Unfortunately, he tells us these things over and over again. Granted, that’s a product of the construction of the book — several interviews brought together — though I wonder if it’d have been almost better to compile the interviews into a long faux-conversation, to get to the new material without having to rehash the same questions over and over (which were, of course, new in the interviews’ original context, being in a stand-alone magazine rather than a book all on one subject). It is an admittedly minor nit, and that’s why we’re given the ability to opt to scan some things rather than read every single word as if it were gold… though the sum of these words is almost as good as that particular yellow, soft substance. (Not chicken fat.)
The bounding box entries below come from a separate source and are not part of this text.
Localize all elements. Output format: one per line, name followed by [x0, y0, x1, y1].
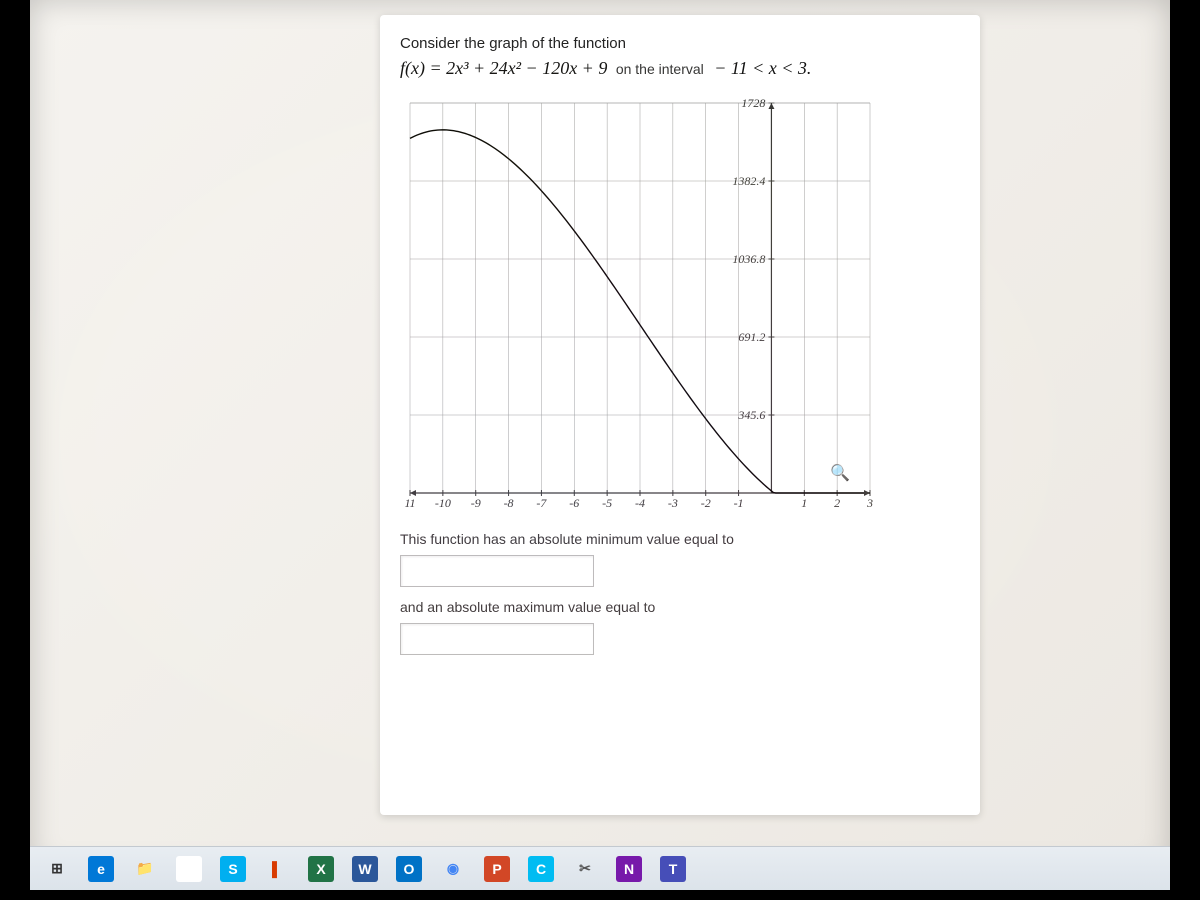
answer-min-input[interactable]	[400, 555, 594, 587]
excel-icon[interactable]: X	[302, 852, 340, 886]
svg-text:2: 2	[834, 496, 840, 510]
svg-text:691.2: 691.2	[738, 330, 765, 344]
chrome-icon[interactable]: ◉	[434, 852, 472, 886]
svg-text:-2: -2	[701, 496, 711, 510]
office-icon[interactable]: ▌	[258, 852, 296, 886]
file-explorer-icon[interactable]: 📁	[126, 852, 164, 886]
problem-panel: Consider the graph of the function f(x) …	[380, 15, 980, 815]
edge-icon[interactable]: e	[82, 852, 120, 886]
monitor-frame: Consider the graph of the function f(x) …	[0, 0, 1200, 900]
question-min: This function has an absolute minimum va…	[400, 531, 960, 547]
teams-icon[interactable]: T	[654, 852, 692, 886]
svg-text:-6: -6	[569, 496, 579, 510]
zoom-icon[interactable]: 🔍	[830, 463, 850, 483]
svg-text:1: 1	[801, 496, 807, 510]
svg-text:-4: -4	[635, 496, 645, 510]
question-max: and an absolute maximum value equal to	[400, 599, 960, 615]
formula-rhs: 2x³ + 24x² − 120x + 9	[446, 58, 607, 78]
svg-text:345.6: 345.6	[737, 408, 765, 422]
start-icon[interactable]: ⊞	[38, 852, 76, 886]
formula-lhs: f(x) =	[400, 58, 446, 78]
svg-text:-8: -8	[504, 496, 514, 510]
svg-text:-7: -7	[536, 496, 547, 510]
interval-text: on the interval	[616, 61, 704, 77]
store-icon[interactable]: 🛍	[170, 852, 208, 886]
word-icon[interactable]: W	[346, 852, 384, 886]
outlook-icon[interactable]: O	[390, 852, 428, 886]
answer-max-input[interactable]	[400, 623, 594, 655]
prompt-text: Consider the graph of the function	[400, 35, 960, 52]
chart-svg: 11 -10 -9 -8 -7 -6 -5 -4 -3 -2 -1 1 2 3 345.6 691.2 1036…	[400, 93, 880, 513]
function-chart: 11 -10 -9 -8 -7 -6 -5 -4 -3 -2 -1 1 2 3 345.6 691.2 1036…	[400, 93, 880, 513]
interval-math: − 11 < x < 3.	[714, 58, 811, 78]
svg-text:-9: -9	[471, 496, 481, 510]
svg-text:1036.8: 1036.8	[732, 252, 765, 266]
svg-text:3: 3	[866, 496, 873, 510]
svg-text:-3: -3	[668, 496, 678, 510]
skype-icon[interactable]: S	[214, 852, 252, 886]
screen-area: Consider the graph of the function f(x) …	[30, 0, 1170, 870]
svg-text:-5: -5	[602, 496, 612, 510]
svg-text:1382.4: 1382.4	[732, 174, 765, 188]
snip-icon[interactable]: ✂	[566, 852, 604, 886]
cortana-icon[interactable]: C	[522, 852, 560, 886]
powerpoint-icon[interactable]: P	[478, 852, 516, 886]
taskbar-items: ⊞e📁🛍S▌XWO◉PC✂NT	[38, 852, 692, 886]
svg-text:-1: -1	[734, 496, 744, 510]
svg-text:1728: 1728	[741, 96, 765, 110]
onenote-icon[interactable]: N	[610, 852, 648, 886]
formula-line: f(x) = 2x³ + 24x² − 120x + 9 on the inte…	[400, 58, 960, 79]
taskbar: ⊞e📁🛍S▌XWO◉PC✂NT	[30, 846, 1170, 890]
svg-text:11: 11	[404, 496, 415, 510]
svg-text:-10: -10	[435, 496, 451, 510]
The repetition is not limited to just the subjects, though — sometimes the same visuals are used a few times throughout the book — certain covers of Frontline Combat and Mad are peppered throughout the book (notably the “Armistice? Tell that to Johnny!” cover and the Basil Wolverton “Beautiful Girl of the Month” cover, respectively). I also found the use of single pages of stories to be a little frustrating — sure, they show a great quality of Kurtzman’s work… that’s why I wanna see the rest of it! But then again, rights for a single page or panel are much easier to wrangle than entire stories, so I can’t really fault Fantagraphics for that (though, the outstanding “Big If” story is printed in its entirety along with a critical essay on the piece, which does slake that thirst a bit for full works). I suppose what we need is a companion volume with the full stories talked about… or even better, a publisher to work on getting all of Kurtzman’s work back in print (Russ Cochran at Gemstone’s taking the lead on getting the EC stuff available again… anyone else want to take the other stuff?), so we can see the complete work of a cartoonist’s cartoonist, an influence on so many people, from the Underground Comix Scribes to musicians and creatives of all stripes.

Although, as I’ve pointed out, this book isn’t flawless — it’s still an essential look at Harvey Kurtzman and his work and motivations. For anyone who is interested in comics, satire or just plain art and storytelling, knowledge of Kurtzman is required, and this is a fine place to get that information. (And you get a couple of strips by R. Crumb and Art Spiegelman in the process, so who can complain?)